One of my blogging friends, Libby Anne at Love, Joy, Feminism, has been going through Debi Pearl’s Created to Be His Help Meet a few pages at a time– she’s where I got my idea to break down Fascinating Womanhood. Libby Anne’s gotten to the part of the book where Debi uses Bathsheba as an example of everything a woman shouldn’t be, and blames Bathsheba almost totally for everything that happened– both to her and to David and his family. She’s the biblical face that sunk a thousand ships, as it were.
Reading over Debi’s description felt oh-so-familiar. It was exactly what I was taught about Bathsheba. A quick review of church history– its art, its commentaries, its sermons– reveals that it’s how most Christians talked about her, too. Bathsheba, to many Christians, was a slutty whore. As I’ve grown into egalitarianism and feminism over the past four years, I’ve become increasingly uncomfortable with that interpretation. There’s no crystal-clear explanation in II Samuel 11 that Bathsheba didn’t consent, but that’s hardly surprising since Bronze Age cultures had no (or little) conception of female consent. Regardless, David was the warrior-king, the warlord, and how exactly was Bathsheba supposed to say “yes”? Consent matters very little when there’s no real possibility of saying no and having that no be respected.
But then, Libby Anne pointed something out that I had completely missed: that the text actually does make it completely and utterly clear that Bathsheba had absolutely no part in what happened to her and she was not to be held responsible. It says it, plain as day, when the passages specifies that she was “purifying herself from her uncleanness” in verse four.
Bathsheba wasn’t bathing on her roof.
Bathsheba was in the mikveh. In the communal pool, the one designated for ritualistic cleansing, the one constructed for privacy, and the one David would have KNOWN naked women went into at least once a month, as the Law commanded.
And not only that, any time David’s actions are discussed anywhere else in Scripture, it is always to place the full, unmitigated blame totally and squarely on David. Never, not even once, is Bathsheba mentioned. She did nothing– nothing— wrong. Considering how severely the Law treats women who “play the harlot in their father’s house” or commit adultery (ie: stoned to death), that any supposed wrong-doing on her part is never even mentioned is pretty strong evidence that David raped her.
Reading that this morning was… beyond mind-boggling.

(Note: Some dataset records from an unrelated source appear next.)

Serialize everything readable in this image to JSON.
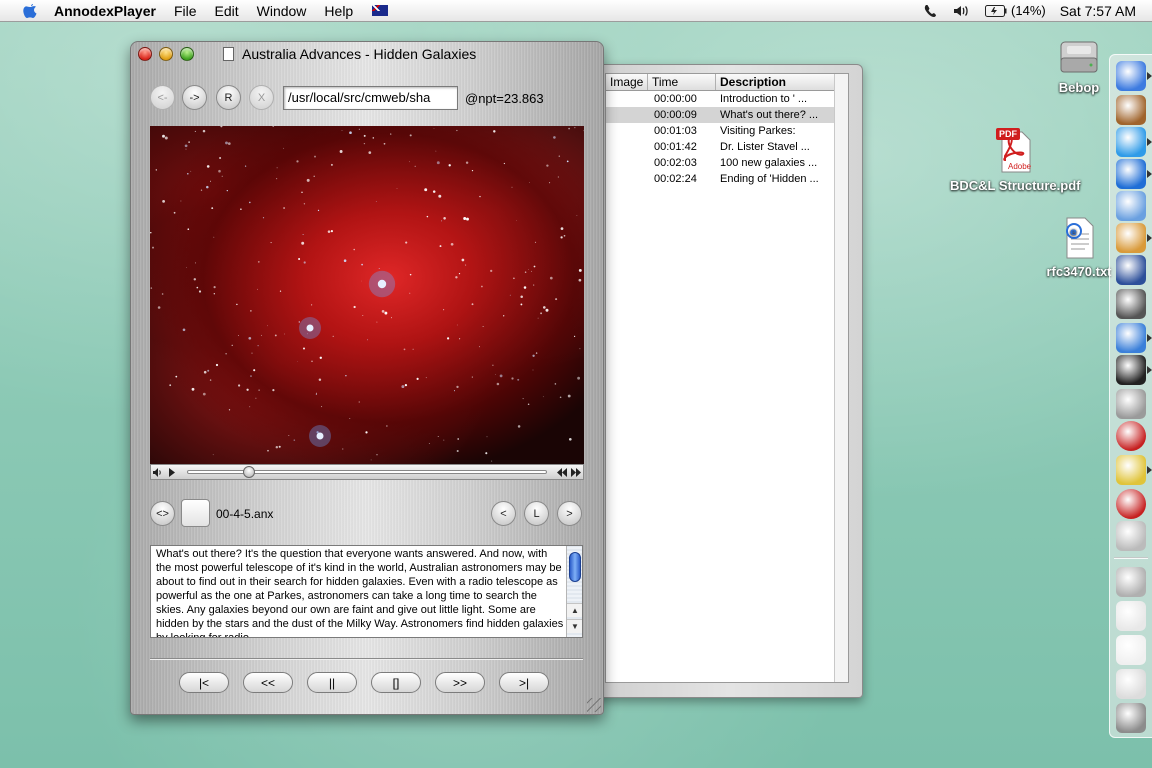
{
  "menubar": {
    "app_name": "AnnodexPlayer",
    "menus": [
      "File",
      "Edit",
      "Window",
      "Help"
    ],
    "battery": "(14%)",
    "clock": "Sat 7:57 AM"
  },
  "player": {
    "title": "Australia Advances - Hidden Galaxies",
    "nav": {
      "back": "<-",
      "forward": "->",
      "reload": "R",
      "stop": "X"
    },
    "url": "/usr/local/src/cmweb/sha",
    "npt": "@npt=23.863",
    "filename": "00-4-5.anx",
    "clip_nav": {
      "toggle": "<>",
      "prev": "<",
      "list": "L",
      "next": ">"
    },
    "description": "What's out there? It's the question that everyone wants answered. And now, with the most powerful telescope of it's kind in the world, Australian astronomers may be about to find out in their search for hidden galaxies. Even with a radio telescope as powerful as the one at Parkes, astronomers can take a long time to search the skies. Any galaxies beyond our own are faint and give out little light. Some are hidden by the stars and the dust of the Milky Way. Astronomers find hidden galaxies by looking for radio",
    "transport": [
      {
        "name": "go-to-start-button",
        "label": "|<"
      },
      {
        "name": "rewind-button",
        "label": "<<"
      },
      {
        "name": "pause-button",
        "label": "||"
      },
      {
        "name": "stop-button",
        "label": "[]"
      },
      {
        "name": "fast-forward-button",
        "label": ">>"
      },
      {
        "name": "go-to-end-button",
        "label": ">|"
      }
    ],
    "playback_position": 0.17
  },
  "clip_list": {
    "headers": {
      "image": "Image",
      "time": "Time",
      "description": "Description"
    },
    "rows": [
      {
        "time": "00:00:00",
        "description": "Introduction to ' ...",
        "selected": false
      },
      {
        "time": "00:00:09",
        "description": "What's out there? ...",
        "selected": true
      },
      {
        "time": "00:01:03",
        "description": "Visiting Parkes:",
        "selected": false
      },
      {
        "time": "00:01:42",
        "description": "Dr. Lister Stavel ...",
        "selected": false
      },
      {
        "time": "00:02:03",
        "description": "100 new galaxies  ...",
        "selected": false
      },
      {
        "time": "00:02:24",
        "description": "Ending of 'Hidden ...",
        "selected": false
      }
    ]
  },
  "desktop": {
    "icons": [
      {
        "label": "Bebop",
        "icon": "hard-drive-icon"
      },
      {
        "label": "BDC&L Structure.pdf",
        "icon": "pdf-document-icon",
        "badge": "PDF",
        "sub": "Adobe"
      },
      {
        "label": "rfc3470.txt",
        "icon": "text-document-icon"
      }
    ]
  },
  "dock": {
    "items": [
      "finder-icon",
      "hammer-icon",
      "ichat-icon",
      "internet-explorer-icon",
      "itunes-icon",
      "iphoto-icon",
      "imovie-icon",
      "sherlock-icon",
      "quicktime-icon",
      "terminal-icon",
      "system-preferences-icon",
      "annodex-icon",
      "web-icon",
      "annodex-icon-2",
      "utility-icon",
      "mail-icon",
      "document-icon",
      "window-icon",
      "file-icon",
      "trash-icon"
    ]
  },
  "colors": {
    "desktop": "#8fcbb7",
    "selection": "#d4d4d4",
    "scroll_knob": "#2c5dc9"
  }
}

I read that passage my entire life, have heard countless sermons preached on it, and what I walked away with was that Bathsheba was a slut.

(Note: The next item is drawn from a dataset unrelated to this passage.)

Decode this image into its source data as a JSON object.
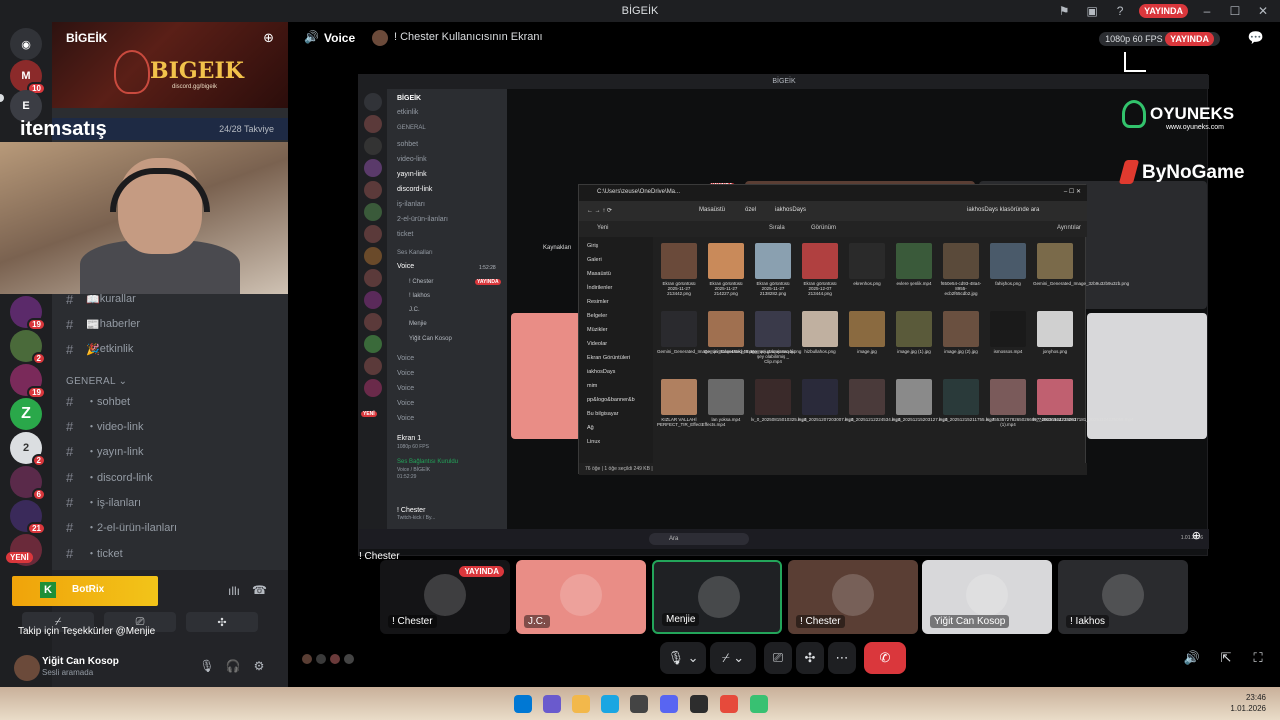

The same thing has happened to virtually every other women in the Bible.
Deborah? Just a punishment for men being cowardly and lazy. Huldah? Huh, who’s that? Oh, just some random woman that read the Torah. Forget about how she was a contemporary of four other male prophets. Obviously she’s just there to prove how ungodly Judah had become. Junia? Nope, not an apostle. Dude, she’s not even a woman. Mary Magdalene, the person the Resurrected Christ appeared to first? Also a whore– she was obviously a prostitute. Please ignore how there’s not even a single shred of evidence to support that.
What’s the only thing we know about Sarah? That she mocked God. What did Rebekah do? She manipulated and lied. Rachel? Was a whiny little brat that stole her father’s idols. Danah? Also a slutty slut, nevermind that she was also raped. Eve? Weak and easily deceived, also responsible for the destruction of the human race because she was a fool. Satan knew that Adam was much too smart, much to good, to be deceived. The song of praise and honor meant for all women in Proverbs 31? It’s a list of commands now, you have to do all of it or you’re a worthless good-for-nothing wretch. What do we remember about Hannah? She was discontent with her husband and needed a baby to be happy.

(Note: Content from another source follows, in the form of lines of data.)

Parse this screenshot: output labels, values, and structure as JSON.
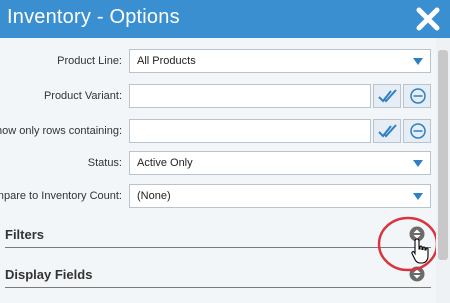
{
  "window": {
    "title": "Inventory - Options",
    "close_icon": "close-icon"
  },
  "fields": {
    "product_line": {
      "label": "Product Line:",
      "value": "All Products"
    },
    "product_variant": {
      "label": "Product Variant:",
      "value": "",
      "select_all_icon": "double-check-icon",
      "clear_icon": "minus-circle-icon"
    },
    "show_only_rows": {
      "label": "Show only rows containing:",
      "value": "",
      "select_all_icon": "double-check-icon",
      "clear_icon": "minus-circle-icon"
    },
    "status": {
      "label": "Status:",
      "value": "Active Only"
    },
    "compare_inventory": {
      "label": "Compare to Inventory Count:",
      "value": "(None)"
    }
  },
  "sections": {
    "filters": {
      "title": "Filters",
      "icon": "expand-toggle-icon"
    },
    "display_fields": {
      "title": "Display Fields",
      "icon": "expand-toggle-icon"
    }
  },
  "colors": {
    "titlebar": "#3a8fd0",
    "accent": "#2f7fc4",
    "annotation": "#d9333f"
  }
}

Over, and over, and over again it seems that most Christian theologians over the past few thousand years have spent an inordinate amount of time and energy doing anything possible to discredit and destroy every single last positive example of womanhood in the Bible. It’s so deeply buried in Christian culture at this point that it seems incredibly rare for someone to even bother to show women in the same light that the Bible showed them: as human, yes, but also as glorious, courageous, magnificent, brave, intelligent, dedicated, loving Daughters of Abraham, Heirs of God.